Two techniques are presented in this thesis that facilitate this approach. The first uses ethidium bromide to limit the action of a restriction endonuclease on a closed circular DNA in order to derive a set of circularly permuted linear molecules. These molecules, after appropriate treatment, can be used to orient the restriction endonuclease sites and to calibrate the relationship between electrophoretic mobility and DNA fragment size without the introduction of external standards.
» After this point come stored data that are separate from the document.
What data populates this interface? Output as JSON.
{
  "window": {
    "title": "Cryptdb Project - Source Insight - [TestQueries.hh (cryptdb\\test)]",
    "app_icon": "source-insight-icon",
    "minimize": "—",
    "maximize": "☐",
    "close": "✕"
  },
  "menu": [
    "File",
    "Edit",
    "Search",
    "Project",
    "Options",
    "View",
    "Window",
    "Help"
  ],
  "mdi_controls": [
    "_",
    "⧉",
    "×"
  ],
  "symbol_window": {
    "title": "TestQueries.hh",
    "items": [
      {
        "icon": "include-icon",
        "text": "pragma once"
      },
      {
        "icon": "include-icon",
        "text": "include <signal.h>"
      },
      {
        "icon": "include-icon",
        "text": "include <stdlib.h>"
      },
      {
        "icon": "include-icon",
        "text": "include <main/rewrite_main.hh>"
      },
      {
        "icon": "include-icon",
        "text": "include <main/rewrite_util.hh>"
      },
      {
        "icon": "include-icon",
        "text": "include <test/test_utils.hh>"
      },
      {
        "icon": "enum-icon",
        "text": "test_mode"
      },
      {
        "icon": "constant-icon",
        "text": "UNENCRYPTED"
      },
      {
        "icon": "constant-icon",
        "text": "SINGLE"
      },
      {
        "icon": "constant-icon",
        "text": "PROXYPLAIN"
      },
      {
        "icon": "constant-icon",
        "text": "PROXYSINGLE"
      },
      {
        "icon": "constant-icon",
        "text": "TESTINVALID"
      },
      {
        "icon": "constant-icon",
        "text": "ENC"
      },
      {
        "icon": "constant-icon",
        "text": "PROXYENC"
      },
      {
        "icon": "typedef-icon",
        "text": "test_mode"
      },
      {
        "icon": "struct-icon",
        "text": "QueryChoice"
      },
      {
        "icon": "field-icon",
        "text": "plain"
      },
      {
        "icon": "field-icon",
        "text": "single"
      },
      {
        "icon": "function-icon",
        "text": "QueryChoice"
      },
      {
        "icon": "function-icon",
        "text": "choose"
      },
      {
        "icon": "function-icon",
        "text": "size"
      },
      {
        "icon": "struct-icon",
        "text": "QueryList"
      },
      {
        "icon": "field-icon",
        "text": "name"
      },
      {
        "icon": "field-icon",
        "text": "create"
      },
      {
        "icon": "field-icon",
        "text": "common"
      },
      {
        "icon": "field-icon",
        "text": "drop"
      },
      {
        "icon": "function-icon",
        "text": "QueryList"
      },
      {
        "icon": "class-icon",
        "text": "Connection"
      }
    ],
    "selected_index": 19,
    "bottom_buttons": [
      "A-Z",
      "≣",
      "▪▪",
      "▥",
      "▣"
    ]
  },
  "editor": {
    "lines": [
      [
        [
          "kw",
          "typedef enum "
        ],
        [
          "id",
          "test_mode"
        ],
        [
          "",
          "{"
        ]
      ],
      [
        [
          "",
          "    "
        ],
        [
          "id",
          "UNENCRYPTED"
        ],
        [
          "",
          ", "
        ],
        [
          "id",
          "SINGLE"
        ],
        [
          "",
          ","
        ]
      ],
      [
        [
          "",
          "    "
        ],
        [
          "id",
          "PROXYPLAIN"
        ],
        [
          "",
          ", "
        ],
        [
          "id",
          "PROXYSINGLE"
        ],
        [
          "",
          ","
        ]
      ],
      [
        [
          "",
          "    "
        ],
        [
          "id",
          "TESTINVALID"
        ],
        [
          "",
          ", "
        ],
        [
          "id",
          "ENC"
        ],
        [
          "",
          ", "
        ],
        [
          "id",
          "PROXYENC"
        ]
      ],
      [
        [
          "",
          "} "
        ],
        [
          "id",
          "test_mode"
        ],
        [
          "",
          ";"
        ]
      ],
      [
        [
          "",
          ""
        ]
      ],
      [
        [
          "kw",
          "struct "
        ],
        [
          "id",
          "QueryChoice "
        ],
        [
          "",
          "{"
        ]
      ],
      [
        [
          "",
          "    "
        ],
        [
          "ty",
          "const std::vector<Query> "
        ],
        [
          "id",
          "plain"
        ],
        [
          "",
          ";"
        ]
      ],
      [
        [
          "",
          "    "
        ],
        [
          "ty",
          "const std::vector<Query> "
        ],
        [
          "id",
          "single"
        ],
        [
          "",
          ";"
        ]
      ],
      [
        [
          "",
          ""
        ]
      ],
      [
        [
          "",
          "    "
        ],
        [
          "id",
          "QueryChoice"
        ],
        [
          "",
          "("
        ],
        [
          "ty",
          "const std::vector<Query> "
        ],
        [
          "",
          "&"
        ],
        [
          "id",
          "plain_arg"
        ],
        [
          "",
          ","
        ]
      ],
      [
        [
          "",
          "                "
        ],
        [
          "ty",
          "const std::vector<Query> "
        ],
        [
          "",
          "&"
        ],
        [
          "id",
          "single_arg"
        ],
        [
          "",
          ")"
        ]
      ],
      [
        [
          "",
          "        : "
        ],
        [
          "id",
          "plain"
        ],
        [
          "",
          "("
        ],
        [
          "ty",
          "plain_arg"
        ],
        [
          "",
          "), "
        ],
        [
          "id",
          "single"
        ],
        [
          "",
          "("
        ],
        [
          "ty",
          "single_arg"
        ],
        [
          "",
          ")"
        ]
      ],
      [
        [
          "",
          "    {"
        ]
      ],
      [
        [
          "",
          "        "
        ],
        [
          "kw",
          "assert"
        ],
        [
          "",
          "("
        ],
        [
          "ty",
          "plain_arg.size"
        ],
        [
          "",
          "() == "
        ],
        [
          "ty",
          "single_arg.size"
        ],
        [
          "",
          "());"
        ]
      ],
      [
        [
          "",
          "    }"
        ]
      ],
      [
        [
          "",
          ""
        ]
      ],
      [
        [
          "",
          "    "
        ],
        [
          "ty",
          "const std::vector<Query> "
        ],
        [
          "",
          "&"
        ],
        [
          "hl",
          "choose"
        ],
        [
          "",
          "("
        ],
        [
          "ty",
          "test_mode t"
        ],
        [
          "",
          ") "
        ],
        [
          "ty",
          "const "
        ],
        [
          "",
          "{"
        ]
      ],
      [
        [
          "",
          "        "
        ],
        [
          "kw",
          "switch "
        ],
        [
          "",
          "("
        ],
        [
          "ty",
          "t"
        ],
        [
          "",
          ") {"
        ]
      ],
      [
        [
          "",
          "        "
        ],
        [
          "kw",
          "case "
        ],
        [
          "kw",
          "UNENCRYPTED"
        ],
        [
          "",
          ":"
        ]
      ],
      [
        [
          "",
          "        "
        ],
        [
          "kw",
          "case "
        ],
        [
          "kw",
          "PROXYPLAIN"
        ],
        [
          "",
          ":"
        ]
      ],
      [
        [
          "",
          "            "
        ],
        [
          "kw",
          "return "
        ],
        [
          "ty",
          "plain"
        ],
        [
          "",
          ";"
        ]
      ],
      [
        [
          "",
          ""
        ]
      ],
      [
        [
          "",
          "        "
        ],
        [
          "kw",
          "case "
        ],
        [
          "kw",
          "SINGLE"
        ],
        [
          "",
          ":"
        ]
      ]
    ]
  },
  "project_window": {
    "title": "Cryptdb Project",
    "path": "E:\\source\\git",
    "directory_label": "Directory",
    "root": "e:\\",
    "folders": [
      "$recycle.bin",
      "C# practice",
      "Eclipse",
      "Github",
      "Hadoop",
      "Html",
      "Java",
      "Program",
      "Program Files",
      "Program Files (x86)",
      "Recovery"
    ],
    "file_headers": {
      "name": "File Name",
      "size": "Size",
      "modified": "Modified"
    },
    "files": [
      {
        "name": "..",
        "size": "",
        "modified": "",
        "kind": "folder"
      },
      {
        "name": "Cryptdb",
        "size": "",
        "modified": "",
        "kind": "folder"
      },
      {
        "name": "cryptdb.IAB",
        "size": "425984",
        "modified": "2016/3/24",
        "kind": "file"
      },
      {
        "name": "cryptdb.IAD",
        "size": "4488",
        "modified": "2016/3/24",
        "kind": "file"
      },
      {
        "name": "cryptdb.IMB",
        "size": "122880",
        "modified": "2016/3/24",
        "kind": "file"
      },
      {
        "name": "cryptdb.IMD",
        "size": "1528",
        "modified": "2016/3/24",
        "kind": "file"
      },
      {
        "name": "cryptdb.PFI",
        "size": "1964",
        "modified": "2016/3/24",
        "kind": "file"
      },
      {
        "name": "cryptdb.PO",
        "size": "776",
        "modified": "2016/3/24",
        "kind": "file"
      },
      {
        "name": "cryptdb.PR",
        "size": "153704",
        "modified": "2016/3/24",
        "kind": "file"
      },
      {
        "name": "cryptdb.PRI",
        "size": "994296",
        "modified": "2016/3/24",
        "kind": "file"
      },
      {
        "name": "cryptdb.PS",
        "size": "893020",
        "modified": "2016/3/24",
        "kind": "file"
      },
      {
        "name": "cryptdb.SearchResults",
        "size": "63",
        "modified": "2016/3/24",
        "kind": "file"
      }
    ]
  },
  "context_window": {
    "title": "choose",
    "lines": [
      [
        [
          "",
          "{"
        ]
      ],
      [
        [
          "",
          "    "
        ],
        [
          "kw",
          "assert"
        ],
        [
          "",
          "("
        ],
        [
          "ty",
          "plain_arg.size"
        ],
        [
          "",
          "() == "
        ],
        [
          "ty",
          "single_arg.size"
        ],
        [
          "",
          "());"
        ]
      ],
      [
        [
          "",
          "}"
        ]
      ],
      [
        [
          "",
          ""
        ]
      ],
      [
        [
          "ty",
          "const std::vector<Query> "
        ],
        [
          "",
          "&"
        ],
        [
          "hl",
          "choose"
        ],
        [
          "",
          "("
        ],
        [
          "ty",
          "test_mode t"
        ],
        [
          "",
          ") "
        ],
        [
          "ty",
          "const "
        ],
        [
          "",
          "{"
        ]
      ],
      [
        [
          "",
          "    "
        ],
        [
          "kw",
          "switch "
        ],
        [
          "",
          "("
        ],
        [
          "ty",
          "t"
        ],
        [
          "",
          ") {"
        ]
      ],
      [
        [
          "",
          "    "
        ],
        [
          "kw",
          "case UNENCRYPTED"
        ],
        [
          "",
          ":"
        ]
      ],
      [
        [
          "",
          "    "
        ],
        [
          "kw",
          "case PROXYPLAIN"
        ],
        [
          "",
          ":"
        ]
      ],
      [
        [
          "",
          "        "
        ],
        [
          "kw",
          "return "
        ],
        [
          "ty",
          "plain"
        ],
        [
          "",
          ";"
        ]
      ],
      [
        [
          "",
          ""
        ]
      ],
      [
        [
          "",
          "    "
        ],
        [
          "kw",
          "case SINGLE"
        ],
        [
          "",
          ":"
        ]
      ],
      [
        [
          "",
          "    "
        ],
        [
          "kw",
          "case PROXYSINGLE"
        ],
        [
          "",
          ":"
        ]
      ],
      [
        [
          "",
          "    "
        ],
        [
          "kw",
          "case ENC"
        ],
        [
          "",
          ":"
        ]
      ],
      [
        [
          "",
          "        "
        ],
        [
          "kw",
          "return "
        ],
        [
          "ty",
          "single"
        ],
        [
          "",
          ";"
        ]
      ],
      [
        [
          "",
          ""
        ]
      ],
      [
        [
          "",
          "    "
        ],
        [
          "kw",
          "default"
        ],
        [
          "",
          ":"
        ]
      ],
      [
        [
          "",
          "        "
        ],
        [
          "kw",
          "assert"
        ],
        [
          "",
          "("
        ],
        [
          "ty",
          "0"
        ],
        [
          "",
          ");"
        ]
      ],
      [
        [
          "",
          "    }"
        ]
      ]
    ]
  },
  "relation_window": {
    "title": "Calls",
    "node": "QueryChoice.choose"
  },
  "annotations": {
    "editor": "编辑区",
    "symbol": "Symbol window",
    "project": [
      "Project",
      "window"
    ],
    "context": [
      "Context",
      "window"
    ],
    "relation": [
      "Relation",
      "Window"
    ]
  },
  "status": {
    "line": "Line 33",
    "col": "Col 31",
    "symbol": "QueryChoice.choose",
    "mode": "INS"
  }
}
The second technique utilizes a low melting temperature agarose. It provides a simple system for two-dimensional electrophoretic analysis of DNA molecules with restriction endonuclease digestion of the DNA occurring after the first electrophoretic separation and before the second.
These techniques and others were used to study mitochondrial DNA from mice and rats. Some of these data explore the evolutionary divergence of the mtDNA in these animals. This information can be compared to evolutionary studies with nuclear DNA.
Additionally, chromosomal DNA from patients with normal hemoglobin and hemoglobin Lepore was studied. Using this type of analysis we were able to demonstrate that a change in the amino acid sequence of some of the β-related globin chains in hemoglobin Lepore is associated with a change in DNA structure.